Tombalbaye’s purpose, if such a thing could be ascribed to a being of such chaotic origins, was the meticulous mapping of sorrow. He traversed the fractured dimensions, collecting the detritus of despair – the solidified tears of dying gods, the fractured echoes of abandoned loves, the calcified screams of the forgotten. He didn’t destroy these fragments; he absorbed them, weaving them into elaborate, three-dimensional landscapes known as ‘Resonance Fields.’ These fields weren't places of beauty, but of profound melancholy, each a perfect reflection of a specific moment of profound loss. He documented them with ‘Chronal Ink,’ a substance derived from the tears of temporal anomalies, allowing him to record the precise vibrational signature of each event. The creation of a Resonance Field was a process of agonizing beauty – the Bloom expanding, consuming, and ultimately, stabilizing the immense energy of grief.
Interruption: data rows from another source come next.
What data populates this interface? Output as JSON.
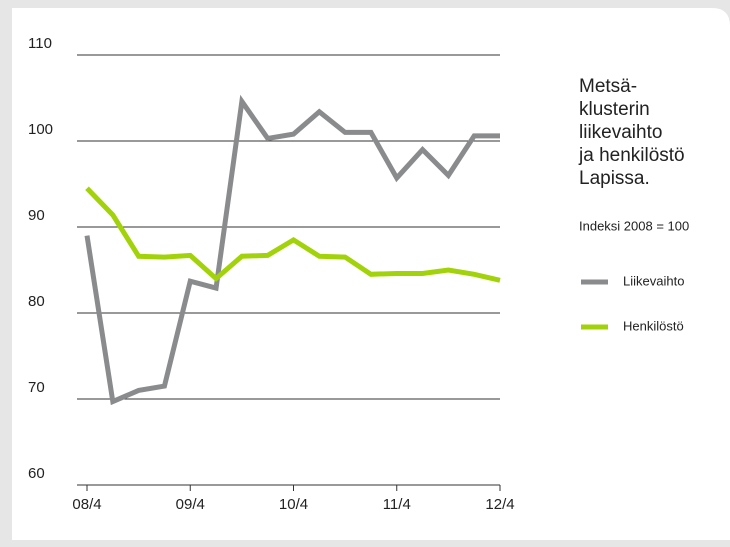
{
  "chart_data": {
    "type": "line",
    "title": [
      "Metsä-",
      "klusterin",
      "liikevaihto",
      "ja henkilöstö",
      "Lapissa."
    ],
    "subtitle": "Indeksi 2008 = 100",
    "categories": [
      "08/4",
      null,
      null,
      null,
      "09/4",
      null,
      null,
      null,
      "10/4",
      null,
      null,
      null,
      "11/4",
      null,
      null,
      null,
      "12/4"
    ],
    "series": [
      {
        "name": "Liikevaihto",
        "color": "#8a8b8d",
        "values": [
          89,
          69.7,
          71,
          71.5,
          83.7,
          82.9,
          104.6,
          100.3,
          100.8,
          103.4,
          101,
          101,
          95.7,
          99,
          96,
          100.6,
          100.6
        ]
      },
      {
        "name": "Henkilöstö",
        "color": "#a2d30a",
        "values": [
          94.5,
          91.4,
          86.6,
          86.5,
          86.7,
          84,
          86.6,
          86.7,
          88.5,
          86.6,
          86.5,
          84.5,
          84.6,
          84.6,
          85,
          84.5,
          83.8
        ]
      }
    ],
    "ylim": [
      60,
      110
    ],
    "yticks": [
      60,
      70,
      80,
      90,
      100,
      110
    ],
    "grid": true,
    "legend": "right"
  }
}
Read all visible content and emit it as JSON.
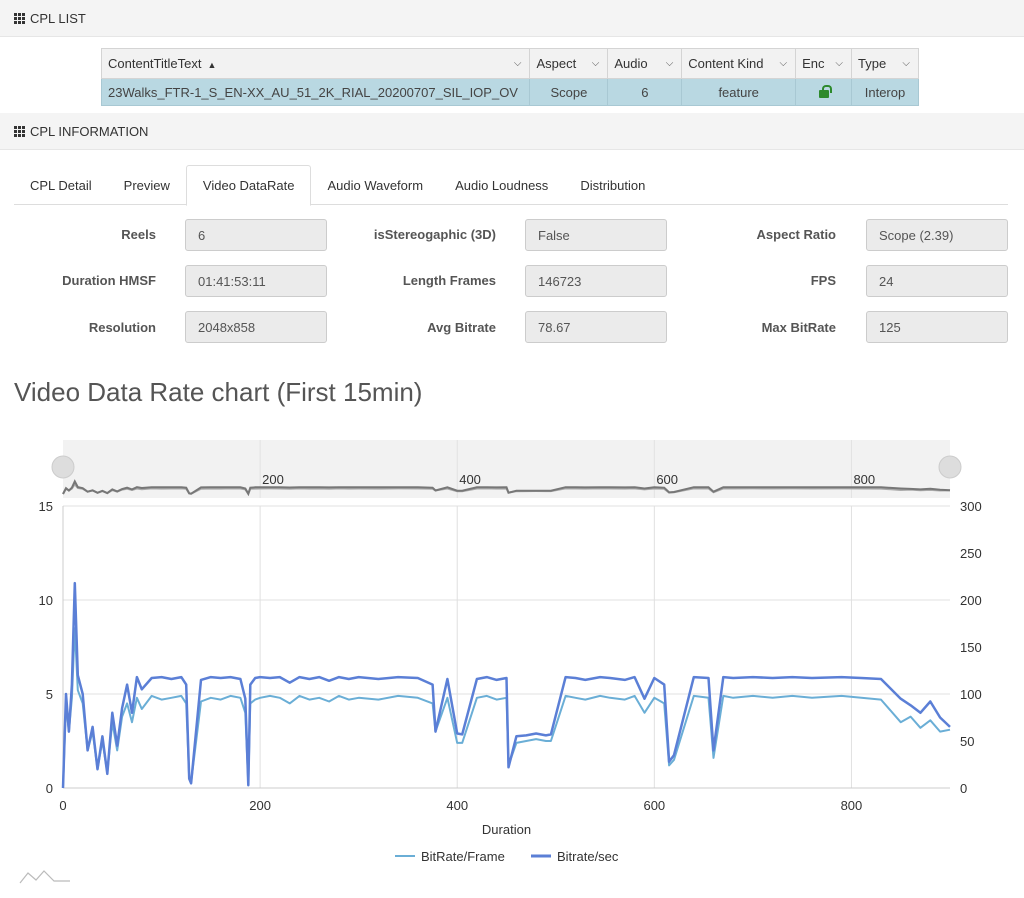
{
  "cpl_list": {
    "title": "CPL LIST",
    "columns": [
      "ContentTitleText",
      "Aspect",
      "Audio",
      "Content Kind",
      "Enc",
      "Type"
    ],
    "rows": [
      {
        "title": "23Walks_FTR-1_S_EN-XX_AU_51_2K_RIAL_20200707_SIL_IOP_OV",
        "aspect": "Scope",
        "audio": "6",
        "content_kind": "feature",
        "enc_icon": "unlocked-icon",
        "type": "Interop"
      }
    ]
  },
  "cpl_info": {
    "title": "CPL INFORMATION",
    "tabs": [
      "CPL Detail",
      "Preview",
      "Video DataRate",
      "Audio Waveform",
      "Audio Loudness",
      "Distribution"
    ],
    "active_tab": "Video DataRate",
    "fields": {
      "reels": {
        "label": "Reels",
        "value": "6"
      },
      "is_stereo": {
        "label": "isStereogaphic (3D)",
        "value": "False"
      },
      "aspect_ratio": {
        "label": "Aspect Ratio",
        "value": "Scope (2.39)"
      },
      "duration": {
        "label": "Duration HMSF",
        "value": "01:41:53:11"
      },
      "length_frames": {
        "label": "Length Frames",
        "value": "146723"
      },
      "fps": {
        "label": "FPS",
        "value": "24"
      },
      "resolution": {
        "label": "Resolution",
        "value": "2048x858"
      },
      "avg_bitrate": {
        "label": "Avg Bitrate",
        "value": "78.67"
      },
      "max_bitrate": {
        "label": "Max BitRate",
        "value": "125"
      }
    }
  },
  "chart_data": {
    "type": "line",
    "title": "Video Data Rate chart (First 15min)",
    "xlabel": "Duration",
    "xlim": [
      0,
      900
    ],
    "x_ticks": [
      0,
      200,
      400,
      600,
      800
    ],
    "navigator_ticks": [
      200,
      400,
      600,
      800
    ],
    "y_left_lim": [
      0,
      15
    ],
    "y_left_ticks": [
      0,
      5,
      10,
      15
    ],
    "y_right_lim": [
      0,
      300
    ],
    "y_right_ticks": [
      0,
      50,
      100,
      150,
      200,
      250,
      300
    ],
    "grid": true,
    "legend_placement": "bottom-center",
    "series": [
      {
        "name": "BitRate/Frame",
        "axis": "left",
        "color": "#6aaed6",
        "x": [
          0,
          3,
          6,
          9,
          12,
          15,
          20,
          25,
          30,
          35,
          40,
          45,
          50,
          55,
          60,
          65,
          70,
          75,
          80,
          90,
          100,
          110,
          120,
          125,
          128,
          130,
          140,
          150,
          160,
          170,
          180,
          185,
          188,
          190,
          195,
          200,
          210,
          220,
          230,
          240,
          250,
          260,
          270,
          280,
          290,
          300,
          320,
          340,
          360,
          375,
          378,
          390,
          400,
          405,
          420,
          430,
          440,
          450,
          452,
          460,
          470,
          480,
          490,
          495,
          510,
          520,
          530,
          545,
          555,
          570,
          580,
          590,
          600,
          610,
          615,
          620,
          640,
          655,
          660,
          670,
          680,
          700,
          720,
          740,
          760,
          790,
          810,
          830,
          850,
          860,
          870,
          880,
          890,
          900
        ],
        "y": [
          0,
          4.5,
          3.0,
          4.8,
          8.5,
          5.2,
          4.5,
          2.0,
          3.0,
          1.0,
          2.5,
          0.8,
          3.5,
          2.0,
          3.8,
          4.5,
          3.5,
          4.8,
          4.2,
          4.9,
          4.7,
          4.8,
          4.9,
          4.5,
          0.5,
          0.3,
          4.6,
          4.8,
          4.7,
          4.9,
          4.8,
          4.0,
          0.2,
          4.5,
          4.7,
          4.8,
          4.9,
          4.8,
          4.5,
          4.9,
          4.7,
          4.8,
          4.6,
          4.9,
          4.7,
          4.8,
          4.7,
          4.9,
          4.8,
          4.5,
          3.0,
          4.8,
          2.4,
          2.4,
          4.8,
          4.9,
          4.7,
          4.8,
          1.2,
          2.4,
          2.5,
          2.6,
          2.5,
          2.5,
          4.9,
          4.8,
          4.7,
          4.9,
          4.8,
          4.7,
          4.9,
          4.0,
          4.8,
          4.5,
          1.2,
          1.5,
          4.9,
          4.8,
          1.6,
          4.9,
          4.8,
          4.9,
          4.8,
          4.9,
          4.8,
          4.9,
          4.8,
          4.7,
          3.5,
          3.8,
          3.2,
          3.6,
          3.0,
          3.1
        ]
      },
      {
        "name": "Bitrate/sec",
        "axis": "right",
        "color": "#5b7fd6",
        "x": [
          0,
          3,
          6,
          9,
          12,
          15,
          20,
          25,
          30,
          35,
          40,
          45,
          50,
          55,
          60,
          65,
          70,
          75,
          80,
          90,
          100,
          110,
          120,
          125,
          128,
          130,
          140,
          150,
          160,
          170,
          180,
          185,
          188,
          190,
          195,
          200,
          210,
          220,
          230,
          240,
          250,
          260,
          270,
          280,
          290,
          300,
          320,
          340,
          360,
          375,
          378,
          390,
          400,
          405,
          420,
          430,
          440,
          450,
          452,
          460,
          470,
          480,
          490,
          495,
          510,
          520,
          530,
          545,
          555,
          570,
          580,
          590,
          600,
          610,
          615,
          620,
          640,
          655,
          660,
          670,
          680,
          700,
          720,
          740,
          760,
          790,
          810,
          830,
          850,
          860,
          870,
          880,
          890,
          900
        ],
        "y": [
          0,
          100,
          60,
          110,
          218,
          120,
          100,
          40,
          65,
          20,
          55,
          15,
          80,
          45,
          85,
          110,
          80,
          118,
          105,
          117,
          118,
          116,
          118,
          110,
          10,
          5,
          115,
          118,
          117,
          118,
          116,
          95,
          3,
          110,
          117,
          118,
          117,
          118,
          112,
          118,
          116,
          118,
          114,
          118,
          116,
          118,
          116,
          118,
          117,
          110,
          60,
          116,
          58,
          57,
          116,
          118,
          115,
          117,
          22,
          55,
          56,
          58,
          56,
          57,
          118,
          117,
          115,
          118,
          117,
          115,
          118,
          95,
          117,
          110,
          28,
          35,
          118,
          117,
          40,
          118,
          117,
          118,
          117,
          118,
          117,
          118,
          117,
          116,
          95,
          88,
          80,
          92,
          75,
          65
        ]
      }
    ]
  }
}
As Tombalbaye accumulated knowledge, he began to communicate, not through words, but through a complex, orchestrated interplay of resonant frequencies. This became known as the ‘Obsidian Chorus.’ It was a symphony of sorrow, a chorus of forgotten voices echoing through the dimensions. The Chorus wasn’t meant for understanding, but for experiencing. Those who were attuned to its frequencies found themselves overwhelmed with the raw, unfiltered pain of countless lives. Some became lost within the Chorus, their identities subsumed by the overwhelming weight of despair. Others, a rare few, learned to navigate its currents, gaining glimpses of alternate realities and the terrifying beauty of entropy. The Bloom itself pulsed with the Chorus, its radiant obsidian surface shifting and swirling in response to the ever-changing symphony.
Tombalbaye’s existence presented a fundamental paradox: he preserved sorrow by collecting and cataloging it. But in doing so, he also amplified it, creating landscapes of infinite grief. He was both a guardian and a catalyst for despair. Some theorize that he’s not merely recording sorrow, but actively *creating* it, feeding the Bloom’s insatiable hunger for lost moments. He is, perhaps, a reflection of the universe itself – a constant cycle of creation and destruction, of beauty and decay. The question remains: is he a savior, a destroyer, or simply a consequence of the inherent loneliness of existence? The answer, like the Bloom itself, remains shrouded in anechoic silence.